When the City of Morenci took over ownership of the local ambulance service late in 2001 and financial assistance was obtained from the townships, no one knew for certain how the effort would turn out.
“It might sound strange, but when we were putting it together, it was just everybody’s guess,” council member Keith Pennington said at Monday’s meeting.
The financial pledges from the city and townships combined with revenue from the services provided might be enough to cover costs or they might fall short of what was needed.
There’s been no increase in the assessments charged to residents in the seven years of coverage, Pennington noted, so the initial guesswork was close.
However, as costs increase, the break-even margin gets slimmer and slimmer.
Pennington reported to council Monday of a request by the Morenci Area EMS Advisory Board for financial help in paying off a $15,000 line of credit used for short-term needs.
The fund is often used while waiting for Medicare reimbursement.
The loan account is generally near the maximum allowed, he said, and the board wants to pay it off and start fresh.
Payment is based on a formula that takes into account how many household units are served. Morenci’s share of the cost would be $8,296. Seneca and Medina township officials already paid their portions.
An alternative would be to increase the annual payment each government unit makes, but for Morenci, that couldn’t be done until next May when there’s an opportunity to alter the assessment. The assessment can be increased up to 10 percent a year without a vote from residents.

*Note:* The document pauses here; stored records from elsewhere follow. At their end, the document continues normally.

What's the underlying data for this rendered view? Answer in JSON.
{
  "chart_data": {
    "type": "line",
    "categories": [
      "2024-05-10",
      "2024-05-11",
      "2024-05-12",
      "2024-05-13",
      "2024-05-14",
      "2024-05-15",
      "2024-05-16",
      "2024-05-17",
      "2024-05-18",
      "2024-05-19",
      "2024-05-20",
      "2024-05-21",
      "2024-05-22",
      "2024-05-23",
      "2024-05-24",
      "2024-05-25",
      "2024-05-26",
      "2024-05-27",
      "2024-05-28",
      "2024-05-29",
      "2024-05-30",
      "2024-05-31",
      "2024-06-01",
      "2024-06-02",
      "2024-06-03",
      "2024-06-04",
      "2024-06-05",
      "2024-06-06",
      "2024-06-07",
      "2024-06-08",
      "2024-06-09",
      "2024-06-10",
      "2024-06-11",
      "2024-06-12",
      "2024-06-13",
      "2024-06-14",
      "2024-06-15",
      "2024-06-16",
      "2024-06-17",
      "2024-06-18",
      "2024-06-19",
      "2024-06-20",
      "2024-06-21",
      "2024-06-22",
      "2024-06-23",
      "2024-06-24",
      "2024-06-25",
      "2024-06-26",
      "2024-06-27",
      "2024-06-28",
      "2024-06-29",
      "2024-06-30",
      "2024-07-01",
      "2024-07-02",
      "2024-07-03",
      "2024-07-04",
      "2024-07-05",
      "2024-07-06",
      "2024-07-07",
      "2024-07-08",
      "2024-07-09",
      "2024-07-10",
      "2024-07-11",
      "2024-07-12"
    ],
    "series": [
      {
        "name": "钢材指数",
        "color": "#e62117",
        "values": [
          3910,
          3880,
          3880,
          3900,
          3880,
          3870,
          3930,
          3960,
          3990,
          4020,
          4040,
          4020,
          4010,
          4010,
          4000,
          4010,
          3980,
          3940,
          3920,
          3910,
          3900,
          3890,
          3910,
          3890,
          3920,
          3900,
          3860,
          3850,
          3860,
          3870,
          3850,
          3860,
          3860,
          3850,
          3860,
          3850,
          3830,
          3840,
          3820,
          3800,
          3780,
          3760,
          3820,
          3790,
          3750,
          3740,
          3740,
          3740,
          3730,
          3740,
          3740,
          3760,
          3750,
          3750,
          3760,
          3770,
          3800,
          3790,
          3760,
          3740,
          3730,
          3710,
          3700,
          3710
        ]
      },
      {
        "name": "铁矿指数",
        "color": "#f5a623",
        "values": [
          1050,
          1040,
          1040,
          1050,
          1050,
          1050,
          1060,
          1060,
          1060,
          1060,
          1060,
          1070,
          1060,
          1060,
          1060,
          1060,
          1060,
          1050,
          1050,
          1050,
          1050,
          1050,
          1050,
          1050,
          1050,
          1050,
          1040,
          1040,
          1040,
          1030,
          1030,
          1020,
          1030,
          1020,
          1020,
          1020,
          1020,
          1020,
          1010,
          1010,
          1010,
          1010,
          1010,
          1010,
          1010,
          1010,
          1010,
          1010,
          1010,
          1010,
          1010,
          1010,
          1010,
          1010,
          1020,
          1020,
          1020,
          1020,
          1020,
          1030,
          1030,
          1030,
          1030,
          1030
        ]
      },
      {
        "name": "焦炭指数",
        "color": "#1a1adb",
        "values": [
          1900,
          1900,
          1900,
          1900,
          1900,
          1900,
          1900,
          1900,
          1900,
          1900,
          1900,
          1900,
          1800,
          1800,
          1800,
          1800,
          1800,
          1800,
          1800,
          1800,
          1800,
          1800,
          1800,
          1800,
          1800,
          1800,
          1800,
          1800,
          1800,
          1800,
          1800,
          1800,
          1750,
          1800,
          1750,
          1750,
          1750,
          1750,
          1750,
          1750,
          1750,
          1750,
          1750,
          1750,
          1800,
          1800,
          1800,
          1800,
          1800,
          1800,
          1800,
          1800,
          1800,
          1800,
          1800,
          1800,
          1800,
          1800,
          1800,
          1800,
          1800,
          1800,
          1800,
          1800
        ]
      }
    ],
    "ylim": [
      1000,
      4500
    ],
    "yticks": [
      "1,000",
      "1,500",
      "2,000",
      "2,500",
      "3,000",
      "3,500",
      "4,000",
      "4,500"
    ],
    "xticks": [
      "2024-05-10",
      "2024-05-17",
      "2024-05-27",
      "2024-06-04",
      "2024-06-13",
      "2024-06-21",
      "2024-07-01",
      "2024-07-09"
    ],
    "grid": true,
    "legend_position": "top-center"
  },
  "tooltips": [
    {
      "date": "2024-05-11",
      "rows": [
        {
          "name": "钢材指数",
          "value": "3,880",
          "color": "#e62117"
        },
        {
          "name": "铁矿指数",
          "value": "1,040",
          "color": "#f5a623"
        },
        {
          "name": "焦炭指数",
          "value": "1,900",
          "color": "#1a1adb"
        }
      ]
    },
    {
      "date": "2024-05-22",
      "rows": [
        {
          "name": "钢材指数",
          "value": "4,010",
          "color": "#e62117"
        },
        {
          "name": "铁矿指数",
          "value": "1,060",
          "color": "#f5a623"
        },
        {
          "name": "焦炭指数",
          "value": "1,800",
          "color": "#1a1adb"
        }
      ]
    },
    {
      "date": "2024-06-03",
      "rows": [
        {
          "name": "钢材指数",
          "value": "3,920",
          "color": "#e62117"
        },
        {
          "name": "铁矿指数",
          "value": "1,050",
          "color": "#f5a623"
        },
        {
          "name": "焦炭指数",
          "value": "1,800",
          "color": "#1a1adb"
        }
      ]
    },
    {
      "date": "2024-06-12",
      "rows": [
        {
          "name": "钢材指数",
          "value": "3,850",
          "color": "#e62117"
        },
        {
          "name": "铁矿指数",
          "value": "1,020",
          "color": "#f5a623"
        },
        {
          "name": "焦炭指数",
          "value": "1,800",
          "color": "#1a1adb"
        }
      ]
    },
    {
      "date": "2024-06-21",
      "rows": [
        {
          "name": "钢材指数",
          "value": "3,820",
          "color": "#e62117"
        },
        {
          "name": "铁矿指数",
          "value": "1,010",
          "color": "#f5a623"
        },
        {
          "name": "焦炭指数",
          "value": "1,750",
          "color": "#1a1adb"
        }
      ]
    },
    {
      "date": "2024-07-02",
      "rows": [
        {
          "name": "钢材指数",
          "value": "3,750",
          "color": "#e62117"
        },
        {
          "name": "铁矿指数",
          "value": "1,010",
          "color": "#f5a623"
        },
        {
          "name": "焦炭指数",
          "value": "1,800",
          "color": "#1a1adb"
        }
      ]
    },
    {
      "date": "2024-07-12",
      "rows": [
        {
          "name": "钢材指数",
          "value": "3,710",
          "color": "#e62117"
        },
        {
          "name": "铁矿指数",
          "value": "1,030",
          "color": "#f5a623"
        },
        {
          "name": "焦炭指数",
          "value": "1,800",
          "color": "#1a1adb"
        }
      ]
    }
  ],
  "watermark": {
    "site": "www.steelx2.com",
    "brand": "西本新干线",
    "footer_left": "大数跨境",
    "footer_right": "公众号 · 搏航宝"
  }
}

Audience member Matt Woznicki asked if the shortfall indicated that too many employees are hired by the EMS service or whether another community is needed to participate.
Mayor Russ Sutherland answered that involvement by another community would be beneficial since the success of the service is based on the number of ambulance runs. No other nearby community is willing to join in.
“The problem isn’t something that came up this year,” Pennington said. “It’s been building.”
“The funding formula and the agreement for subsidies have been in place since the beginning,” Pennington said after the meeting. “We are just fulfilling our obligations that we agreed to from the start.”
If there were an excess of cash in the ambulance fund, the city and townships would also share in a refund.